The BCG trials example is available in the package, and it can be loaded as follows:

```
library("MetaStan")
# Loading required package: Rcpp
# Registered S3 methods overwritten by 'ggplot2':
# method from
# [.quosures rlang
# c.quosures rlang
# print.quosures rlang
data("dat.Berkey1995", package = "MetaStan")
head(dat.Berkey1995)
# Trial rt nt rc nc Latitude
# 1 1 4 123 11 139 44
# 2 2 6 306 29 303 55
# 3 3 3 231 11 220 42
# 4 4 62 13598 248 12867 52
# 5 5 33 5069 47 5808 13
# 6 6 180 1541 372 1451 44
```

Additional information can be obtained by typing `?dat.Berkey1995`

(for any dataset and function in the package).

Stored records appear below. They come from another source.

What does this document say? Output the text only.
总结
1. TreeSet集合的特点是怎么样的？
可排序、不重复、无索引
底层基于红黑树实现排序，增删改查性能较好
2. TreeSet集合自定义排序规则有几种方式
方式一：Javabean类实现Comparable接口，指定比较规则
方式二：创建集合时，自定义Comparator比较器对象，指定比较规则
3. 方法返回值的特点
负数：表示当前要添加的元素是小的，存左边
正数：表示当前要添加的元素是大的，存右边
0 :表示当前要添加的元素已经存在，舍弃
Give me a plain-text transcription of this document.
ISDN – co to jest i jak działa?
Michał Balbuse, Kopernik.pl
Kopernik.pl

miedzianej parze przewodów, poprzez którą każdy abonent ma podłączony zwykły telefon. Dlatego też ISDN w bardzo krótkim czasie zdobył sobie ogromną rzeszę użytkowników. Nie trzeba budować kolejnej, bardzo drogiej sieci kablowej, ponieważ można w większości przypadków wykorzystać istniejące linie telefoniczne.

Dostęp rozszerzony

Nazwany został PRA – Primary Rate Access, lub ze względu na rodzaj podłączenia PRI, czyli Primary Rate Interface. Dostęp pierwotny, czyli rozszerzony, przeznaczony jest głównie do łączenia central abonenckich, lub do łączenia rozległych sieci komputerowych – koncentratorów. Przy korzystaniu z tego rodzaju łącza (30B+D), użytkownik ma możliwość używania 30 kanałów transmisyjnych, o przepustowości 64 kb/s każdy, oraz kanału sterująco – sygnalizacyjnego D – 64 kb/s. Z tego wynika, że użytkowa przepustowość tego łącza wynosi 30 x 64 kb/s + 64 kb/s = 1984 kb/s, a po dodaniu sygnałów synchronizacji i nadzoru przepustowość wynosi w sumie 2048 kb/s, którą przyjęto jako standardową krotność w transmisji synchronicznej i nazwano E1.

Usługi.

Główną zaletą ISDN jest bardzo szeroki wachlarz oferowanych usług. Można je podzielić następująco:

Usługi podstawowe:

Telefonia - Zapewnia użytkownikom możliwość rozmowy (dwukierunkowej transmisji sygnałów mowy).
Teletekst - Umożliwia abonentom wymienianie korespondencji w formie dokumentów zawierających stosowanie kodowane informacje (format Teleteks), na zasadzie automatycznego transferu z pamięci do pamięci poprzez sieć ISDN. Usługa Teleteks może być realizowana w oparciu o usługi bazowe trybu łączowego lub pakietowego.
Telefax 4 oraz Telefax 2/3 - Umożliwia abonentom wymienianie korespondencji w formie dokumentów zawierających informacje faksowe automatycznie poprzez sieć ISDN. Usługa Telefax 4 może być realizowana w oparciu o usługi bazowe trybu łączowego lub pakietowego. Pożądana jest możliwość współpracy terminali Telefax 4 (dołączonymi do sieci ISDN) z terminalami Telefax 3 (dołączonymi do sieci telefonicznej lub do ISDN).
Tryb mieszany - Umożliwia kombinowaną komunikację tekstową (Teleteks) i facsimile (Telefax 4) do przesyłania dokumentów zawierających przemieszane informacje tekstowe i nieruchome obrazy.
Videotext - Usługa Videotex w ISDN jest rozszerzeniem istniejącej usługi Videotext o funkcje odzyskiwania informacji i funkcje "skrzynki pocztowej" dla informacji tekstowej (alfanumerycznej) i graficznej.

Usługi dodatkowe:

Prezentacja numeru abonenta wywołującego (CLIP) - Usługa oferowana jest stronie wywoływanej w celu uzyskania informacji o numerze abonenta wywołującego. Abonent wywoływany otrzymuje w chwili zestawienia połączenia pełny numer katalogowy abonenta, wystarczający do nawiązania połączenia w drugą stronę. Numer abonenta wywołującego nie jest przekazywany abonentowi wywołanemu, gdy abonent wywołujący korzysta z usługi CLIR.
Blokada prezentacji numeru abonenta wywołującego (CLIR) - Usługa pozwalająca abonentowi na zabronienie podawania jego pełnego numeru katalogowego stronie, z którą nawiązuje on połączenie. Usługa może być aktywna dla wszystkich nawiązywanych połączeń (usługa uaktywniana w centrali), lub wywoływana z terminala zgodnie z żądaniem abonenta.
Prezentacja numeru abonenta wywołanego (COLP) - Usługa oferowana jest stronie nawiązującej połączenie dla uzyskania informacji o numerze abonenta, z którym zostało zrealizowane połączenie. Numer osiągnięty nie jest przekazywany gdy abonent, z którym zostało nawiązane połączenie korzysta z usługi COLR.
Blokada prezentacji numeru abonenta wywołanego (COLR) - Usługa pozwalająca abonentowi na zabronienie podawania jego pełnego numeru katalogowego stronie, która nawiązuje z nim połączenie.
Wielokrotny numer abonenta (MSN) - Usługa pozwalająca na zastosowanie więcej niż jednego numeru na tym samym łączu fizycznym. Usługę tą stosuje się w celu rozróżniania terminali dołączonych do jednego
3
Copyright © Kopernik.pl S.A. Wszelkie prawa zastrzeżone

We can visualize individual log odds ratio estimates plot using `ggplot2`

as follows:

```
library(ggplot2)
# Calculating log odds ratios and variances from data
logodds <- function(x) log((x[1] * (x[4] - x[3]))/((x[2] - x[1]) * x[3]))
stdes <- function(x) sqrt(1/x[1] + 1/(x[2] - x[1]) + 1/x[3] + 1/(x[4] - x[3]))
r_ind <- apply(cbind(dat.Berkey1995$rt, dat.Berkey1995$nt,
dat.Berkey1995$rc, dat.Berkey1995$nc), 1, logodds)
se_ind <- apply(cbind(dat.Berkey1995$rt, dat.Berkey1995$nt,
dat.Berkey1995$rc, dat.Berkey1995$nc), 1, stdes)
lower95_ind <- r_ind + qnorm(.025) * se_ind
upper95_ind <- r_ind + qnorm(.975) * se_ind
# Comparison of the results
trials <- c("1", "2" ,"3", "4", "5", "6", "7", "8", "9", "10", "11", "12", "13")
trials <- ordered(trials, levels = trials)
d <- data.frame(x = trials,
y = r_ind,
ylo = lower95_ind,
yhi = upper95_ind)
forest.plot <- ggplot(d, aes(x = x, y = y, ymin = ylo, ymax = yhi)) +
geom_pointrange() +
coord_flip() +
geom_hline(aes(yintercept=0), lty = 2) +
xlab("Studies") +
ggtitle("Forest Plot (BCG vaccines)")
plot(forest.plot)
```

`metastan`

is the main fitting function of this package. The main computations are executed via the `rstan`

package's `sampling`

function. We can fit the binomial-normal hierarchical model [@Guenhan] using a weakly informative prior for treatment effect as follows:

```
bnhm1.BCG.stan <- meta_stan(ntrt = nt,
nctrl = nc,
rtrt = rt,
rctrl = rc,
data = dat.Berkey1995,
tau_prior_dist = "half-normal",
tau_prior = 0.5,
theta_prior = c(0, 2.82),
model = "BNHM1",
chains = 4,
iter = 2000,
warmup = 1000)
```

Convergence diagnostics, very conveniently, obtained using `shinystan`

package as follows:

```
library("shinystan")
## Firstly convert "stan" object to a "shinystan" object
bnhm1.BCG.shinystan = as.shinystan(bnhm1.BCG.stan$fit)
launch_shinystan(bnhm1.BCG.shinystan)
```

A simple summary of the fitted model is given by `print`

option:

```
print(bnhm1.BCG.stan)
# Meta-analysis using MetaStan
# Mean treatment effect
# mean 2.5% 50% 97.5%
# -0.75 -1.12 -0.74 -0.38
# Heterogeneity stdev
# mean 2.5% 50% 97.5%
# 0.60 0.37 0.58 0.94
```

Note that this model corresponds to Model 4 in @Jackson. The model 2 in @Jackson can be fitted by specfying `model = "BNHM2"`

as follows:

```
bnhm2.BCG.stan <- meta_stan(ntrt = nt,
nctrl = nc,
rtrt = rt,
rctrl = rc,
data = dat.Berkey1995,
theta_prior = c(0, 2.82),
tau_prior_dist = "half-normal",
tau_prior = 0.5,
model = "BNHM2")
```

```
print(bnhm2.BCG.stan)
# Meta-analysis using MetaStan
# Mean treatment effect
# mean 2.5% 50% 97.5%
# -0.76 -1.14 -0.76 -0.39
# Heterogeneity stdev
# mean 2.5% 50% 97.5%
# 0.60 0.36 0.58 0.95
```

Please see @Guenhan and @Jackson for complete model descriptions.